Occorre avere comunque degli strumenti di gestione di queste macchine, che però vanno al di là dei piccoli tecnicismi del saper usare appunto i sistemi software, ed è quindi necessario capire di cosa si tratta, si deve gestire una nuova area della propria emotività. Io penso che, osservando il fenomeno, e non credo di dire proprio una bestialità, la prima causa di adulterio nella classe media, impiegatizia, professionale non sarà più la frequentazione del compagno di scrivania, del vicino di casa o dell’amico della moglie o dell’amica del marito, ma sarà il frequentare i luoghi di comunicazione virtuale.
Io ho fatto esperienze molto forti in questo campo, addirittura per un periodo ho navigato insieme a una mia amica scrittrice, volevamo fare un romanzo su questo, poi abbiamo visto che la realtà può superare ogni possibile immaginazione, trovo che la maniera di relazionarsi tramite la rete è una maniera totalmente nuova e sconvolgente, perché avvicina tutti i passaggi che normalmente noi conoscevamo nella relazione con l’altra persona.
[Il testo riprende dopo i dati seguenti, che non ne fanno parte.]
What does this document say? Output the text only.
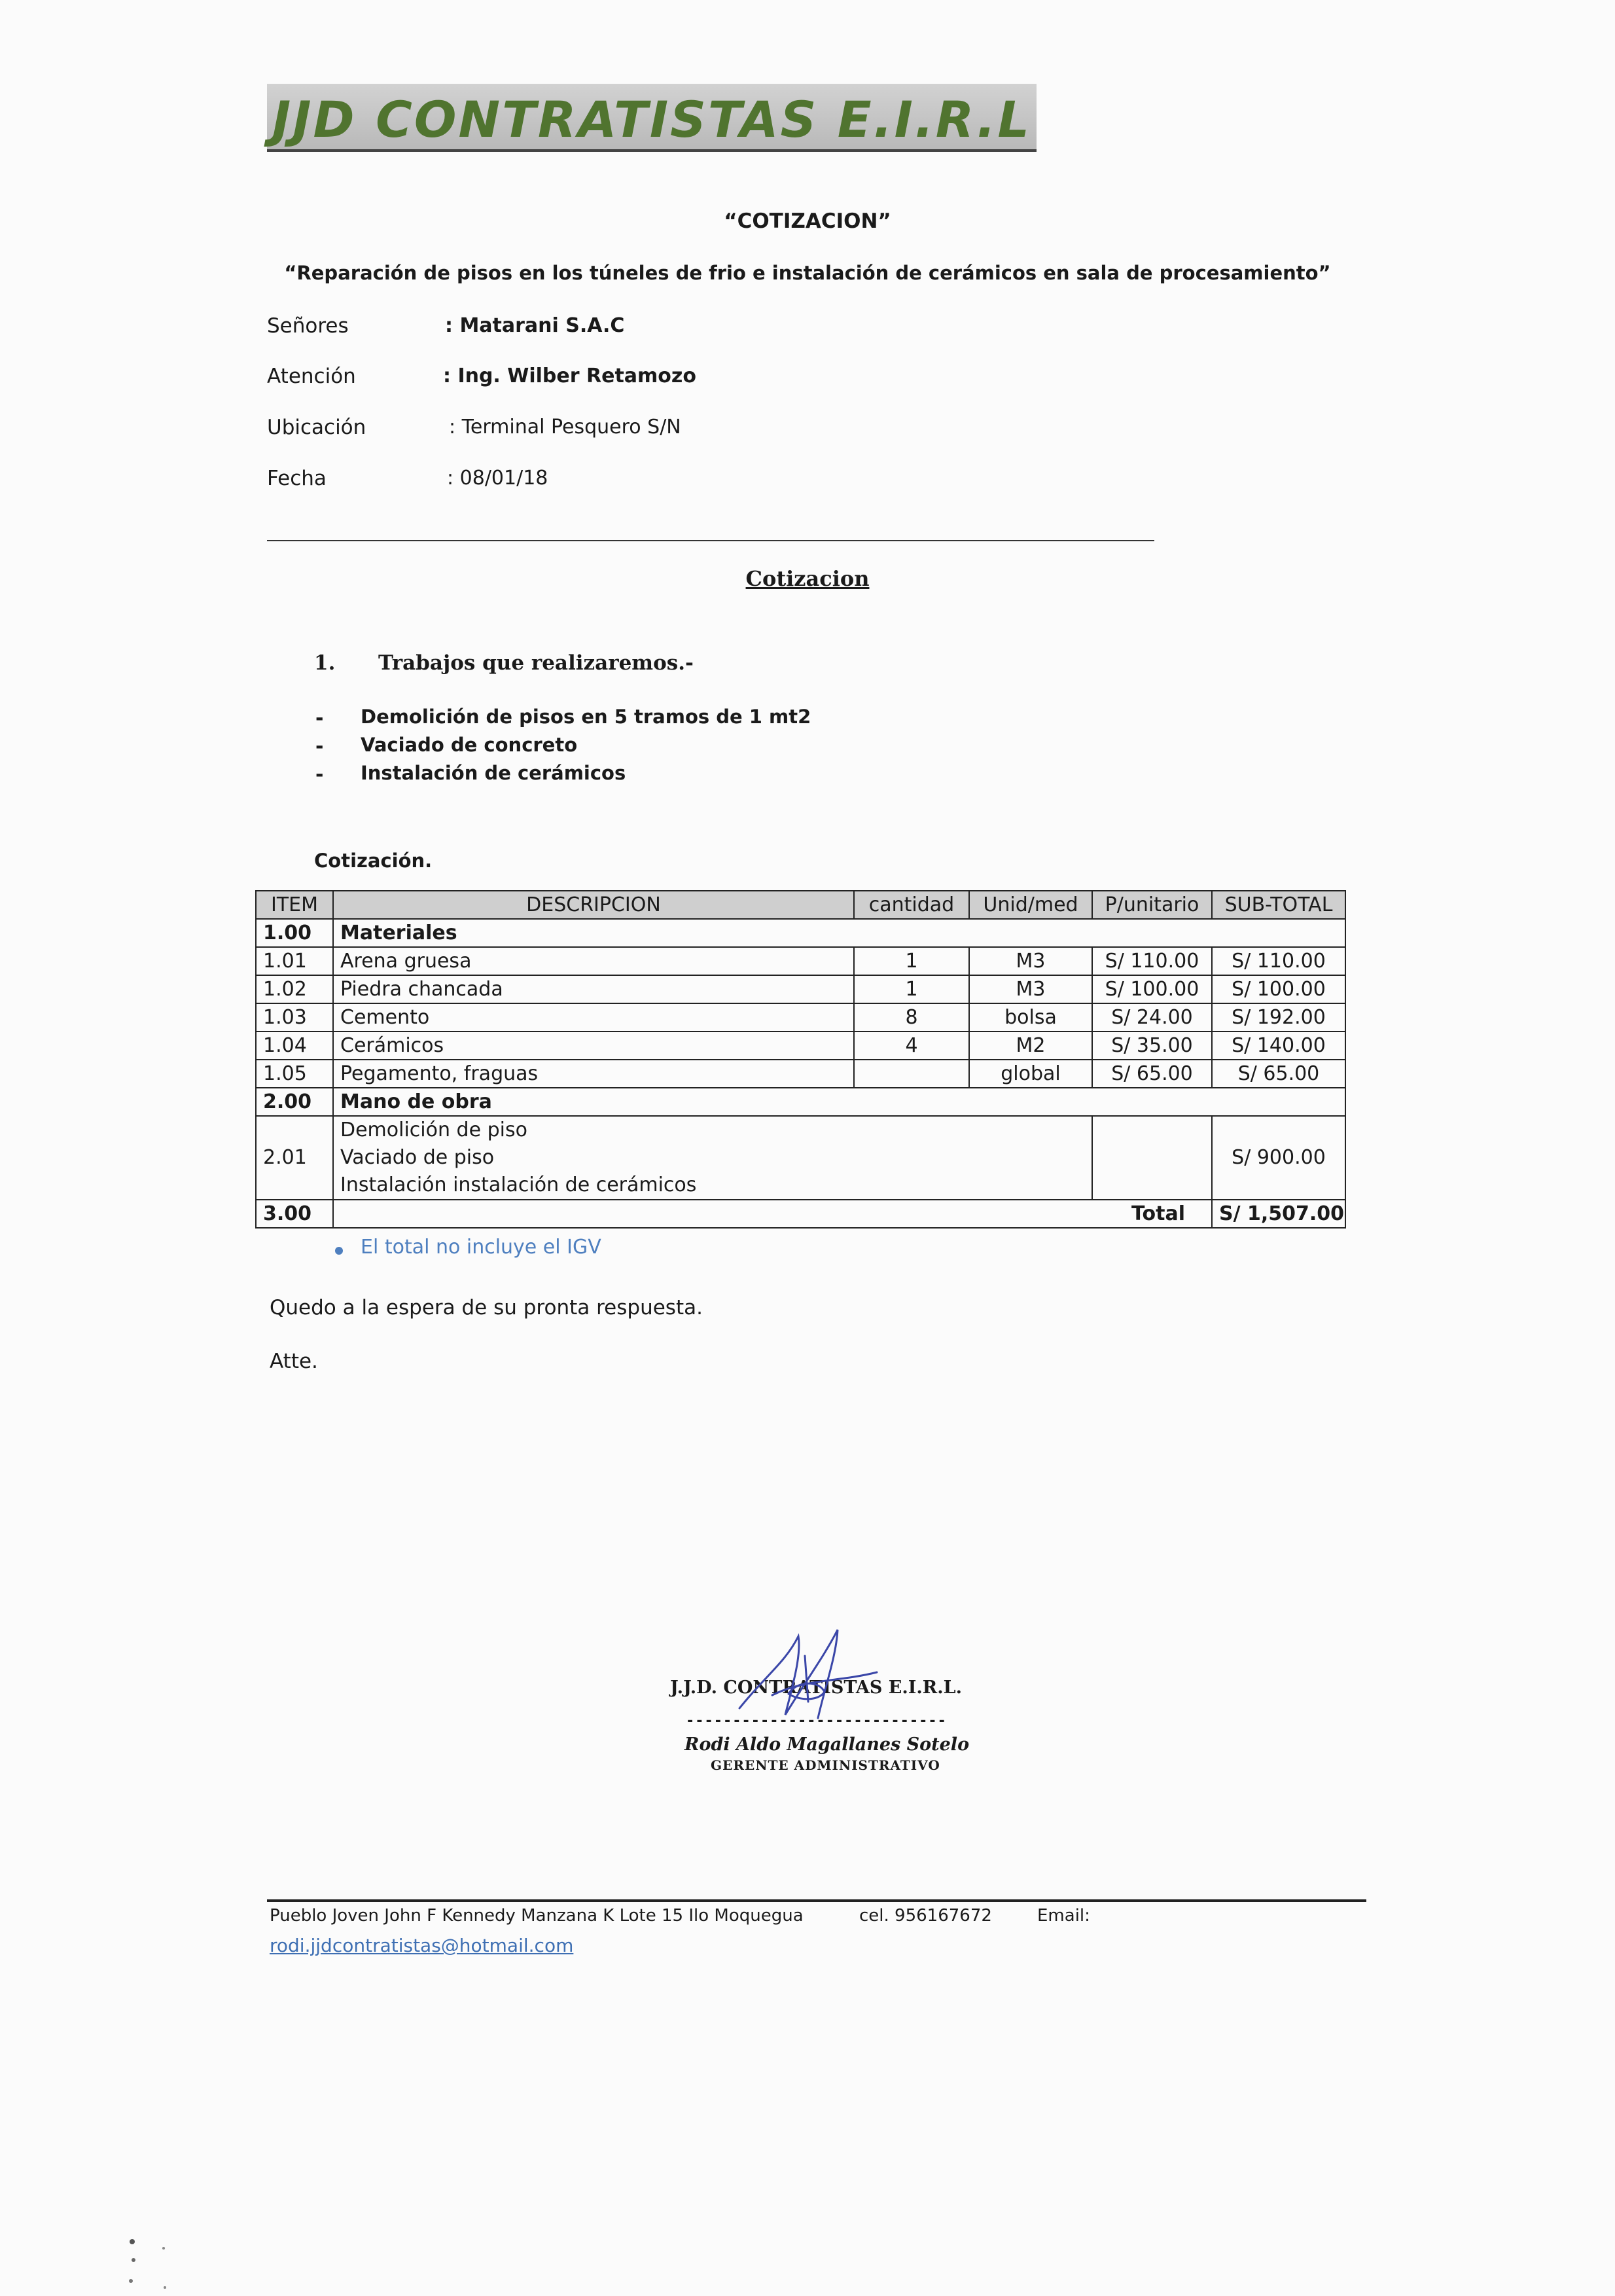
JJD CONTRATISTAS E.I.R.L
“COTIZACION”
“Reparación de pisos en los túneles de frio e instalación de cerámicos en sala de procesamiento”
Señores	: Matarani S.A.C
Atención	: Ing. Wilber Retamozo
Ubicación	: Terminal Pesquero S/N
Fecha	: 08/01/18
Cotizacion
1. Trabajos que realizaremos.-
- Demolición de pisos en 5 tramos de 1 mt2
- Vaciado de concreto
- Instalación de cerámicos
Cotización.
ITEM	DESCRIPCION	cantidad	Unid/med	P/unitario	SUB-TOTAL
1.00	Materiales				
1.01	Arena gruesa	1	M3	S/ 110.00	S/ 110.00
1.02	Piedra chancada	1	M3	S/ 100.00	S/ 100.00
1.03	Cemento	8	bolsa	S/ 24.00	S/ 192.00
1.04	Cerámicos	4	M2	S/ 35.00	S/ 140.00
1.05	Pegamento, fraguas		global	S/ 65.00	S/ 65.00
2.00	Mano de obra				
2.01	Demolición de piso
Vaciado de piso
Instalación instalación de cerámicos				S/ 900.00
3.00	Total				S/ 1,507.00
El total no incluye el IGV
Quedo a la espera de su pronta respuesta.
Atte.
J.J.D. CONTRATISTAS E.I.R.L.
----------------------------
Rodi Aldo Magallanes Sotelo
GERENTE ADMINISTRATIVO
Pueblo Joven John F Kennedy Manzana K Lote 15 Ilo Moquegua	cel. 956167672	Email:
rodi.jjdcontratistas@hotmail.com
In una mezz’ora circa, se una persona ha una buona esperienza, conosce il mezzo, ha una capacità di intuizione, di introspezione, ma anche una buona maniera di esprimersi attraverso la letteratura e la poesia, riesce a colpire e ad avvicinare i tempi, perché è possibile farsi un amante nel giro di mezza giornata.
Viene detto che poi ci debba essere necessariamente un incontro sul piano reale, invece questo è sconsigliabile perché, questo è importante nella riflessione che si fa sul bambino, nella relazione virtuale il corpo è un grande peso, un grande fardello, più si va avanti nella conoscenza e nell’apprendimento e nel fascino che dà questa maniera abnorme di relazionarsi perché è assoluta e totale, è assolutamente priva di ogni inibizione, di ogni censura su noi stessi, più si arriva all’essenza dell’altro e il corpo ha un peso perché noi ci siamo nel frattempo costruiti una nostra fattezza, che è quella che noi vogliamo e non quella che noi abbiamo, mai vorremmo arrivare a dimostrarci per quello che noi siamo.
Ora immaginate che tutto questo stia diventando un gioco anche un po’ pericoloso degli adulti:, è chiaro che i genitori dovrebbero dare degli strumenti di tutela ai propri figli, sarebbe altrimenti come uno strumento indiscriminato, incondizionato nelle mani dei minori che attraverso questa maniera stabiliscono nuove regole di relazione con i loro coetanei e non soltanto con loro, anche perché la limitazione anagrafica non ha assolutamente nessun senso in rete; incontravo ieri una mia collega e mi diceva che ha avuto la grande delusione di un appuntamento al buio con un maturo settantenne che le ha mandato foto e l’aveva veramente sedotta via rete, quando si sono incontrati si sono presi un caffè e si sono salutati.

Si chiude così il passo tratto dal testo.